Dentures vs. Implants – Which is the Best Option for You

No one wants to lose any of their natural teeth. Unfortunately, almost everyone will lose at least one tooth during their lifetime. Many will end up losing all of their teeth as they get older. The good news is that a person does not have to gum their food when they lose some of their teeth. There are options for replacing the teeth that have been lost to damage, disease or for some other reason. The two most common methods being used are dentures and dental implants. In order to decide which to get, it is best to look at what they offer and the downsides of each option.

What are they?

Dentures are false teeth that are not a permanent fixture in the mouth. They are attached in some mechanical way to the gums or to other teeth and they have to be removed to clean. Dentures can replace all of the teeth in the mouth, they can be used to replace just the bottom teeth or just the top teeth, or they replace some of the teeth in the mouth. Full dentures are used to replace the full sets and partial dentures or bridges are used to replace single teeth that are missing.
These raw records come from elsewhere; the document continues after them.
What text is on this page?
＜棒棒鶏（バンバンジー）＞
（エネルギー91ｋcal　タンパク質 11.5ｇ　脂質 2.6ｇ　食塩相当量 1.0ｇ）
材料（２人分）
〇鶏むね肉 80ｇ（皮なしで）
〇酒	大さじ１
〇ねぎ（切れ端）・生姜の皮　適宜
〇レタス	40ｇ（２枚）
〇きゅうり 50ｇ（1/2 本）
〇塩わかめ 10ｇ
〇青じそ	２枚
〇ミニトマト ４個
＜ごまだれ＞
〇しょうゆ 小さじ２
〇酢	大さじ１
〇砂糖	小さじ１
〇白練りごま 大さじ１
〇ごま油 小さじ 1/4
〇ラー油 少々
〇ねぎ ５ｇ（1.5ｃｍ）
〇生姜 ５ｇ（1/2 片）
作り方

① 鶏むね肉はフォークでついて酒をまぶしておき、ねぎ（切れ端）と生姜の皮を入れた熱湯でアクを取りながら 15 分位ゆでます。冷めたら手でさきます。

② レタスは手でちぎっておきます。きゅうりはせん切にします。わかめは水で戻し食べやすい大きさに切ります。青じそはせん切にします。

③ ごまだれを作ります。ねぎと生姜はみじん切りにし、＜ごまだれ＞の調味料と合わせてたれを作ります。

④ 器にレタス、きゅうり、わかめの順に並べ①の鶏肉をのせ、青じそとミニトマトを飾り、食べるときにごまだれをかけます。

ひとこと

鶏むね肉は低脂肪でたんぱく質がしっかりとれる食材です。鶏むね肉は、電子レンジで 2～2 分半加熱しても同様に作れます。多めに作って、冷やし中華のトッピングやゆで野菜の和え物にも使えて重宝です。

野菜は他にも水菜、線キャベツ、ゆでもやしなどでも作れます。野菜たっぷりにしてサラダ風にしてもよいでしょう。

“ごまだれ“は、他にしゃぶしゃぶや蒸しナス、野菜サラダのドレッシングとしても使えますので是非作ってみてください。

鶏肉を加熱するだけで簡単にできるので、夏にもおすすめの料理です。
Dental implants are a permanent replacement for the tooth. The tooth that is used in the implant is a false tooth. It is connected to the gums by a metal implant that has been surgically placed into the gum. These teeth do not have to be removed and can be cared for in the same way as natural teeth.

Pros and Cons

There are good things and bad things about both dental implants and dentures. Comparing these may be the best way to make a decision about what to get.
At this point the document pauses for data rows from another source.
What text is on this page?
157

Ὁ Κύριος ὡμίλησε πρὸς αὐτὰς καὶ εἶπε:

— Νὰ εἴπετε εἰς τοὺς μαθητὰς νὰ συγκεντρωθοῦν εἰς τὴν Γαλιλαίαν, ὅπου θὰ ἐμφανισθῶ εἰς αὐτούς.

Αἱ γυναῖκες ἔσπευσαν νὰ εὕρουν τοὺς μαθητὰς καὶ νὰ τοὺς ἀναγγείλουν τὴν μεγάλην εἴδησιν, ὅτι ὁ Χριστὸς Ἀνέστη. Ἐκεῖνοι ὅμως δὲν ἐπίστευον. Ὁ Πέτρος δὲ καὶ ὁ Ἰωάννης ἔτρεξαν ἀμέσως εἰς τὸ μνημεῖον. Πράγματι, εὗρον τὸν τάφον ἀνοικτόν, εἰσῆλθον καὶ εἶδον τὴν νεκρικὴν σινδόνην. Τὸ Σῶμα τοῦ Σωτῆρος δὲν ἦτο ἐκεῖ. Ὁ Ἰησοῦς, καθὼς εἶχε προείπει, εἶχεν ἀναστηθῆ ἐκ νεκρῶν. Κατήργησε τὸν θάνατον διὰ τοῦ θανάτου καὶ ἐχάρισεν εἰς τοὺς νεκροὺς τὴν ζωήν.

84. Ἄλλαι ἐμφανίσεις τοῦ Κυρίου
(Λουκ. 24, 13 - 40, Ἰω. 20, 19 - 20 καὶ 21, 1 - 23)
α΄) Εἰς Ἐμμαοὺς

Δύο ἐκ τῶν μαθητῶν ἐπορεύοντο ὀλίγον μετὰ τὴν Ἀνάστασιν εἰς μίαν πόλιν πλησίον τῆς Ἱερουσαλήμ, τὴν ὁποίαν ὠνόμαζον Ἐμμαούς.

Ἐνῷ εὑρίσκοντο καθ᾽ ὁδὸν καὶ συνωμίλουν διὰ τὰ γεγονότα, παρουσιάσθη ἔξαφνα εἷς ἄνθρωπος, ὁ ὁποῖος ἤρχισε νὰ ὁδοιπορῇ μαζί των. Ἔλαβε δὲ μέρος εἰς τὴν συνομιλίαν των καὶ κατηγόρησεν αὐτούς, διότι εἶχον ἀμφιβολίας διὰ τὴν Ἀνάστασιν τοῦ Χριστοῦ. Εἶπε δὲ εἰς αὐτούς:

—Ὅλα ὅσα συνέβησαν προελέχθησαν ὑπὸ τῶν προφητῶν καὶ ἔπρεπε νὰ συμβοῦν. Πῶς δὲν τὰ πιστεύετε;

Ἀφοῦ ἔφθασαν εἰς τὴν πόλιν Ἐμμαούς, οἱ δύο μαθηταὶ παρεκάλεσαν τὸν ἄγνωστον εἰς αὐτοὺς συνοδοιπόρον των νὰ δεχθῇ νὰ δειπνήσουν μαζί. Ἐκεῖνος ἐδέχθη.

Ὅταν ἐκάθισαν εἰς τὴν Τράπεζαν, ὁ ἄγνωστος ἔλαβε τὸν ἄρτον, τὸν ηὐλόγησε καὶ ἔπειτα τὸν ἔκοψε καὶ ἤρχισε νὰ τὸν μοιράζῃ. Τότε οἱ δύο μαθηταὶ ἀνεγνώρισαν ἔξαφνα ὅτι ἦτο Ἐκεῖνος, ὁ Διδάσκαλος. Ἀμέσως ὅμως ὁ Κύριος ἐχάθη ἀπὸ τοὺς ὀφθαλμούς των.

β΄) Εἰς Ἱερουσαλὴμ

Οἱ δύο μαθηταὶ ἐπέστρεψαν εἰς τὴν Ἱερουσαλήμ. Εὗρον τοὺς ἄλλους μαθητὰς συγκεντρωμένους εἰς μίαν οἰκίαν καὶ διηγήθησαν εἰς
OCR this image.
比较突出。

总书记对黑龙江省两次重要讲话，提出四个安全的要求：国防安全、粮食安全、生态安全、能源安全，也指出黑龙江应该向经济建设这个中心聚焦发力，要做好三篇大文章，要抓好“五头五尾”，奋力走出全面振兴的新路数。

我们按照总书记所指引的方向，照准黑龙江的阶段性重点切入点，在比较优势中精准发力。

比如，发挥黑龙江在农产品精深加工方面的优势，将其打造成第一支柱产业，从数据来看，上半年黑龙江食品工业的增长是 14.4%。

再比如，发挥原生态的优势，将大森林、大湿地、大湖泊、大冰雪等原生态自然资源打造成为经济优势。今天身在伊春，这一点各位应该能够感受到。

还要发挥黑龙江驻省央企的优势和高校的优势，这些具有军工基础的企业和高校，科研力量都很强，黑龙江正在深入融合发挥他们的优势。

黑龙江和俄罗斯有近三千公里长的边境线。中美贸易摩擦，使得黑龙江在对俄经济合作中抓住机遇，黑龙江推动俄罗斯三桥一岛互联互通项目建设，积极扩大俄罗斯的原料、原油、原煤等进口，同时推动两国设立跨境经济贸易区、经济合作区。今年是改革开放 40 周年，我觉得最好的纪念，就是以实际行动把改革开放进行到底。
Permanent vs Removable – Dentures are typically secured in place with some type of adhesive. They can become loose and can move around while they are being used. This can make eating more difficult or can cause embarrassing situations. Partial dentures can also cause infection and decay in the surrounding teeth if they are not fitted and held in place properly. Dental implants are permanent teeth that look and function like natural teeth.

Surgical vs Non-surgical – Getting dental implants is a surgical procedure. The implants are put into place in the gum by drilling into the bone structure. There is a healing period that can last 6 weeks or more. All surgical procedures have complications that can occur, including infection. Dentures are a non-surgical procedure that carries less risk.

Lifespan – Dentures will typically have to be replaced every 10 years if they are properly maintained. The dental implant can last a lifetime although the false tooth that is attached will last between 10 to 15 years.

Cost – The biggest deciding factor for most is the cost. A full set of dentures will cost between $500 to $3,000 dollars. Dental implants can cost $1,000 to $3,000 per tooth and a full replacement can cost $30,000 or more.